Schwieger acknowledges that any study of Tibet’s historical relationship with China has political implications, but nevertheless has tried to avoid “the politics of history.” Ryavec, on the other hand, is more forthcoming about his own position on the “Tibet Question,” stating, for example, as fact and without further commentary that “China annexed the country and dissolved the government” in the 1950s. In a striking map examining Tibet’s recent demographics, Ryavec shows that ethnic Tibetans are likely now a minority in their own land. Perhaps the most depressing page in either book is a simple chart in Ryavec’s atlas chronicling monastery construction in Tibet over the last 1,400 years, showing a peak of over 100 built annually in the traditional region of Amdo alone throughout the 17th, 18th, and 19th centuries, falling to roughly zero after 1950.


Schwieger describes the efforts of the modern Chinese state to regulate “precisely whether and when a search for a new reincarnation is allowed” as well as “the way the reincarnation has to be identified and acknowledged.” This year, China’s involvement in the Tibetantulku tradition has taken an almost comical turn.

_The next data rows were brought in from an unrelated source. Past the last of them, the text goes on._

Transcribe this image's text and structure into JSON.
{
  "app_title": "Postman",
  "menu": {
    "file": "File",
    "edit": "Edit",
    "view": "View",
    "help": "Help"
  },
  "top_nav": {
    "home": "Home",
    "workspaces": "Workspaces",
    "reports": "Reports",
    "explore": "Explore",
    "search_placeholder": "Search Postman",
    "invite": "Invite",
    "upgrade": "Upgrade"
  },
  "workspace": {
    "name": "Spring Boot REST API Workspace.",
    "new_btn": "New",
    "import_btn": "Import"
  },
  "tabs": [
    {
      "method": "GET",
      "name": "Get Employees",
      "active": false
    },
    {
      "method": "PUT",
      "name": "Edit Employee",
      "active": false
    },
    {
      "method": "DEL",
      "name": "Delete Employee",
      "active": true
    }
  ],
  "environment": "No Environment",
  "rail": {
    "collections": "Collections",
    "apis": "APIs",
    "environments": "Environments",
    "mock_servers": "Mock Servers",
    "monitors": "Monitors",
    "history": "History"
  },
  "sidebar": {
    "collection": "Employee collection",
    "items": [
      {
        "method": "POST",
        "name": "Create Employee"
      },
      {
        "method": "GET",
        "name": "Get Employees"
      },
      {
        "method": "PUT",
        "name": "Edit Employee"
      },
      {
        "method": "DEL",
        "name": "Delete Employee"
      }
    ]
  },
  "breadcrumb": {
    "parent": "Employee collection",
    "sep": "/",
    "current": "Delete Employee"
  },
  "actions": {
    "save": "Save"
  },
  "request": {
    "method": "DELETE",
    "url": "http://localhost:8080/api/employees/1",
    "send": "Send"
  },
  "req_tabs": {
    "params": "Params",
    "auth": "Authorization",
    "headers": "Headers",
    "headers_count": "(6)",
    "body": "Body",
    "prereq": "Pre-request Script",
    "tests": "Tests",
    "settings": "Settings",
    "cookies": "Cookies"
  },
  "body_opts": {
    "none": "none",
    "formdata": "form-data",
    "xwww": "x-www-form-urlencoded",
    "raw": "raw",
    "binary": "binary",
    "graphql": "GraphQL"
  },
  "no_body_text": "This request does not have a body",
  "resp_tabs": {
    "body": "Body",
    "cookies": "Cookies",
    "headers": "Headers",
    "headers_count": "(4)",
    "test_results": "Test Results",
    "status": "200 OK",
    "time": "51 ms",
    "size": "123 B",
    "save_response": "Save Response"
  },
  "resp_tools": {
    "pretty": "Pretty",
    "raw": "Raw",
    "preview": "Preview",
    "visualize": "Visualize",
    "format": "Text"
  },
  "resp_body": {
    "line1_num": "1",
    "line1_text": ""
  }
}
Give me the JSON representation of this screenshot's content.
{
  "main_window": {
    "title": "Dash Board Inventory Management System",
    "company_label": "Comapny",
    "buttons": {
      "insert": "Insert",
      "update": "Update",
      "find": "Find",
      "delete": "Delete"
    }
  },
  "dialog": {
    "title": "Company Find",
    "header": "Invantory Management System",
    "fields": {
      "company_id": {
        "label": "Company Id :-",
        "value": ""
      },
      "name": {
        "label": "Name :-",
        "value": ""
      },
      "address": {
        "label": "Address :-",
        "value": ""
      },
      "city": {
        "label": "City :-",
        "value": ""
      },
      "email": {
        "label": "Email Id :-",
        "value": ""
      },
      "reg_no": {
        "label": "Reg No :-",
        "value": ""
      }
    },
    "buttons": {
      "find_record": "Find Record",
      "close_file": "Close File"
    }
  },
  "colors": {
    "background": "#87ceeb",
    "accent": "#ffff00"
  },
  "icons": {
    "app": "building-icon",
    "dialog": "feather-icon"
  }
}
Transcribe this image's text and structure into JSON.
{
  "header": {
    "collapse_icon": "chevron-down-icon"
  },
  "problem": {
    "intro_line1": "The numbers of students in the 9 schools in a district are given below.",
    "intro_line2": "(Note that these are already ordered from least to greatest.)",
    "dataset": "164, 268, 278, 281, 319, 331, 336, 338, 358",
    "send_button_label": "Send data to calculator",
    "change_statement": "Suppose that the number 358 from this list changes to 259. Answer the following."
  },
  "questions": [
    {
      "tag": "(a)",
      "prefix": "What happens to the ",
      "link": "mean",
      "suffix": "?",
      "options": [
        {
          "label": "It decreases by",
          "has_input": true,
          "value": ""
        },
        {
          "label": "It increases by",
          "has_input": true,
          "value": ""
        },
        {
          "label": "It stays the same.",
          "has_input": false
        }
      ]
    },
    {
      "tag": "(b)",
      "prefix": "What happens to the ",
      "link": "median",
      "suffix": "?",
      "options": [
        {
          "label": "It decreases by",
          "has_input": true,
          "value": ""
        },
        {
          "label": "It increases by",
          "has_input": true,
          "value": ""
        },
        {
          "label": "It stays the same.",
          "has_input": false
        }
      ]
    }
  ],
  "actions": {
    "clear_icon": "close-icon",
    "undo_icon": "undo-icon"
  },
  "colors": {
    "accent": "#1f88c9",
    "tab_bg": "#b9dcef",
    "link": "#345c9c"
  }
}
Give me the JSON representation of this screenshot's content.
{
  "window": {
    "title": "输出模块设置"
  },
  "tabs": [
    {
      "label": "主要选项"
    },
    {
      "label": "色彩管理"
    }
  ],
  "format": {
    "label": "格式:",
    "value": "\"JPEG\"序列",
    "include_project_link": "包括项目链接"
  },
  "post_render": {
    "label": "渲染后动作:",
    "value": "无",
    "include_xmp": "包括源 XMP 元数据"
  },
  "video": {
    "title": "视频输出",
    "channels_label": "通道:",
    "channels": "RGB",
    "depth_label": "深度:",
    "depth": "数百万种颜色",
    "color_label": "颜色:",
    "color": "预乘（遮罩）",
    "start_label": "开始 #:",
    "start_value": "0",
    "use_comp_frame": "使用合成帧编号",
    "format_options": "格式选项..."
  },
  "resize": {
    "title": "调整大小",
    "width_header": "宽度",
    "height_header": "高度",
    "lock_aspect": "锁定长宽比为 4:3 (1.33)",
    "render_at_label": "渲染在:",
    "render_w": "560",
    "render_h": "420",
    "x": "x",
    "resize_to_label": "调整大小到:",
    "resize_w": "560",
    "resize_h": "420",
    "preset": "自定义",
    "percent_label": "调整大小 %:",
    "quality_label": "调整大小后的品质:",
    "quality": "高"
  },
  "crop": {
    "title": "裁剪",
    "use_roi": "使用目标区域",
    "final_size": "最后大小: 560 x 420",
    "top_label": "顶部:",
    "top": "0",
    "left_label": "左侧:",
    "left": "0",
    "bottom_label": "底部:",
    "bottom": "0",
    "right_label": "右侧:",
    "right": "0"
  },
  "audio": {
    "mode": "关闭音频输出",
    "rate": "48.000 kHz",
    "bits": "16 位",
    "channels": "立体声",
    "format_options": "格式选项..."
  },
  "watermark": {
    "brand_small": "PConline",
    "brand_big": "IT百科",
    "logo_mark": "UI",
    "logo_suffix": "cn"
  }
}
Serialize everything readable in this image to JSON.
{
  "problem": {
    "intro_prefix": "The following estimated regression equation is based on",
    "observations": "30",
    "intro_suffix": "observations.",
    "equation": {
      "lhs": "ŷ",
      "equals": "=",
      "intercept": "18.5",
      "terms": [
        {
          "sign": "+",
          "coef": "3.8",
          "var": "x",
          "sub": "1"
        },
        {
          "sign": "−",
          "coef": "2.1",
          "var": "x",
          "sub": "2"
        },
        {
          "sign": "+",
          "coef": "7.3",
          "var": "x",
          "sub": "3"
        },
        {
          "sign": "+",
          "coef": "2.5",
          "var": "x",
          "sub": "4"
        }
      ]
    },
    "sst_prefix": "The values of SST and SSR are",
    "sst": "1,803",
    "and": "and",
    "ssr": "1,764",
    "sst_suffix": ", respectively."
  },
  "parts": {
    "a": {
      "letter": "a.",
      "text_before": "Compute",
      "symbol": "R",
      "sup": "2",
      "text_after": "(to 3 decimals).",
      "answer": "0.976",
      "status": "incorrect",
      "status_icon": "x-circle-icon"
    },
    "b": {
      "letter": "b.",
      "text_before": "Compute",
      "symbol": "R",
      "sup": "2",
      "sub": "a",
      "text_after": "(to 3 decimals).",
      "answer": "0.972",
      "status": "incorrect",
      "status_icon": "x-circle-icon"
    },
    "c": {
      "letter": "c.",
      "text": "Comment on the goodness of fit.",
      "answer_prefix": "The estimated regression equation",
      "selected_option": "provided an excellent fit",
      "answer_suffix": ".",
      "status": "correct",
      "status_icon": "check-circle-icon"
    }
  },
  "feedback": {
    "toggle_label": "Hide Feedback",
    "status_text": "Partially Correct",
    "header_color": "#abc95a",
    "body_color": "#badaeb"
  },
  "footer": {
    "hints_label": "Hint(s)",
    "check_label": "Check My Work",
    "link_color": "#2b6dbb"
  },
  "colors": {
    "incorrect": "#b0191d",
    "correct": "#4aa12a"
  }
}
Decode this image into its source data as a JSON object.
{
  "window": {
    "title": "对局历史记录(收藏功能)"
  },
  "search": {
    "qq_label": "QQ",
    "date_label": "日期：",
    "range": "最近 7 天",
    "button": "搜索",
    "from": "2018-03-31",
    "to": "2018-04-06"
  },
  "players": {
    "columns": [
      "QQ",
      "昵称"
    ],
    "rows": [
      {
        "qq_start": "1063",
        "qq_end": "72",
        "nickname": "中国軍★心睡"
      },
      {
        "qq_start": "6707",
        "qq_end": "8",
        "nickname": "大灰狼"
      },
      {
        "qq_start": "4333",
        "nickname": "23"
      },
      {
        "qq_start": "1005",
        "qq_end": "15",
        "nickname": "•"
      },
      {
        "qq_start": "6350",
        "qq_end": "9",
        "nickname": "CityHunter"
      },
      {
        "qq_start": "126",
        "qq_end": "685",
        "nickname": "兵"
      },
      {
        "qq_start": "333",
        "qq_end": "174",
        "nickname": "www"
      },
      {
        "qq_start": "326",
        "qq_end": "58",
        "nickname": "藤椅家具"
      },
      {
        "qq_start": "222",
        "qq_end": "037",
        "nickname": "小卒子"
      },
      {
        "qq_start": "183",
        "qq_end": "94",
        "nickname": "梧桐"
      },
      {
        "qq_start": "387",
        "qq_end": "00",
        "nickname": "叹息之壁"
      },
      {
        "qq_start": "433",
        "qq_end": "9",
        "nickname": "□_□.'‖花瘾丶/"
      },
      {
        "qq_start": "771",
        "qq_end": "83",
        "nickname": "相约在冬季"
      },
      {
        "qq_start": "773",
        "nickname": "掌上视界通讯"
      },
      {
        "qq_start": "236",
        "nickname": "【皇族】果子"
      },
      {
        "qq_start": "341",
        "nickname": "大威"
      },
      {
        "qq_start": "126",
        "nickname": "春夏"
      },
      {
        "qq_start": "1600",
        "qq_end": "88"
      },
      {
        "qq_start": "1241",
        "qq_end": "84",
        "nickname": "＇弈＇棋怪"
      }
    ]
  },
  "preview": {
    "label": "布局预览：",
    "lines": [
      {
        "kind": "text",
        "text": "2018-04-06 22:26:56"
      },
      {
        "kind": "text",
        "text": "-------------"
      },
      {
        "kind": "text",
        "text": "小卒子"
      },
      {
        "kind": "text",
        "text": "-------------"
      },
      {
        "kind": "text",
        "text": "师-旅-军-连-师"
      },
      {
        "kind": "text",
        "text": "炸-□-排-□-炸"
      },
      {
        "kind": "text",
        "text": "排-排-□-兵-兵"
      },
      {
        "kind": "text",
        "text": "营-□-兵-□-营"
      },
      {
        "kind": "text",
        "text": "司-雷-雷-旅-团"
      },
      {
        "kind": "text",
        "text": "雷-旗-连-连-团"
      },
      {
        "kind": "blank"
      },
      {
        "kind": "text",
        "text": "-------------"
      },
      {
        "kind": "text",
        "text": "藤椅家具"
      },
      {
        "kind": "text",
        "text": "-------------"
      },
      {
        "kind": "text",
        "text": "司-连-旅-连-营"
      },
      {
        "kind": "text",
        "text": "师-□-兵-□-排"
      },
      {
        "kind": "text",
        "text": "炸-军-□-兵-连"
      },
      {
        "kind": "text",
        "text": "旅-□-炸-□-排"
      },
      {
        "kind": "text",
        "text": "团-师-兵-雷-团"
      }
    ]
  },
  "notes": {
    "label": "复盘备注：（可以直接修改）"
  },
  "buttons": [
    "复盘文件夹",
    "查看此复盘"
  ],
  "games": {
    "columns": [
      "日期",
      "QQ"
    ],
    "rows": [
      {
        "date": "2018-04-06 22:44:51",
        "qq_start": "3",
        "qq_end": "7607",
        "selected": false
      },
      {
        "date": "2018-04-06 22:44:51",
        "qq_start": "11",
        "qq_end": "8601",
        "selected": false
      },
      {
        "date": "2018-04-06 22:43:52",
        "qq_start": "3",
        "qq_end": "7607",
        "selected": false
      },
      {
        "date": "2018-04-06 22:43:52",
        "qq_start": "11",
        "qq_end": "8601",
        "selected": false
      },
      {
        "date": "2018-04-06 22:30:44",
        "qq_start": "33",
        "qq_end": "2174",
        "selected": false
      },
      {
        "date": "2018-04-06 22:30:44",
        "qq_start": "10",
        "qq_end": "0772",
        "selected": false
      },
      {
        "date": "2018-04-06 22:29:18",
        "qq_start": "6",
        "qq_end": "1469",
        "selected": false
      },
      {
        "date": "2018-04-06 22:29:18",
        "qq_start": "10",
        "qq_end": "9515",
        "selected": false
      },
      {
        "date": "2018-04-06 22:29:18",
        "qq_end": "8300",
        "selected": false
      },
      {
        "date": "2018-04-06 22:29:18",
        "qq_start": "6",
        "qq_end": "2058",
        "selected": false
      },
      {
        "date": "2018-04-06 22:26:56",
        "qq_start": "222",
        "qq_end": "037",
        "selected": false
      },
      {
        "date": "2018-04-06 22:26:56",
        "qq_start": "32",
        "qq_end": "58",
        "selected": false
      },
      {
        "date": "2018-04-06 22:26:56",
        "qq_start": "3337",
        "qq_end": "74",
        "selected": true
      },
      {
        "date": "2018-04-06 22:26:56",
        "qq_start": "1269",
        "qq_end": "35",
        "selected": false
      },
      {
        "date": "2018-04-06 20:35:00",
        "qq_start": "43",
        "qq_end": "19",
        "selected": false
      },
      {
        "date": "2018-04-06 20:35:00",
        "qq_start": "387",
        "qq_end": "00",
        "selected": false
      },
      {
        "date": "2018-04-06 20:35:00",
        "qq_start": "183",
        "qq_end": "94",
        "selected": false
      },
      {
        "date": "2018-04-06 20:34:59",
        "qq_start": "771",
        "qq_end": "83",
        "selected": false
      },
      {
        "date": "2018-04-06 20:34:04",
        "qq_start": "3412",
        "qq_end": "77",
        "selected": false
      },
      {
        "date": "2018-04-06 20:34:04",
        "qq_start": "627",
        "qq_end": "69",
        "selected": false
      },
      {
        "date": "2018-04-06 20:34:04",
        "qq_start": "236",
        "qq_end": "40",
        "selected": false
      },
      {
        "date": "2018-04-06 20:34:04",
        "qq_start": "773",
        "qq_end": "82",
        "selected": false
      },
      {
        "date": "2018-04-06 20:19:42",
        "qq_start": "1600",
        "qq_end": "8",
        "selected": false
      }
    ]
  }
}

His Holiness has suggested publicly that he may choose to avoid further conflict by declining to be reincarnated again, or may leave that decision to the Tibetan people. Yet the Chinese government now claims authority not only to choose the Dalai Lama’s successor but also to decide if one exists at all. As reported by Reuters, Padma Choling, the chairman of the Standing Committee of the Tibet Autonomous Regional People’s Congress, has claimed that “it’s not up to the Dalai Lama” whether he will be reincarnated and accused him of “profaning religion and Tibetan Buddhism” for suggesting otherwise. It is never explained by what metaphysical mechanism an avowedly atheistic political party could determine whether a bodhisattva returns for another lifetime on earth.

These contemporary efforts to usurp entirely Tibet’s unique tulku system are probably doomed. The mystical process Sir Basil described half a century ago seems well beyond the reach of even the most powerful secular institutions. In fact, China’s longstanding attempts to coopt the system may even have had the opposite effect. As Schwieger writes in a rare moment of political reflection, the past imperial leaders of China “inadvertently helped promote the image of Tibet as a country guided by the incarnations of the bodhisattva Avalokitesvara.” He concludes:

When after more than two centuries the institution of the Dalai Lama was occupied once again by charismatic personalities, this image had become such a strong force in Tibetan politics that it could no longer be controlled by the new Chinese governments.

Let us hope he is right. For now, these two thought-provoking new books both serve to remind us of the precious people, culture, land, and history the world stands to lose.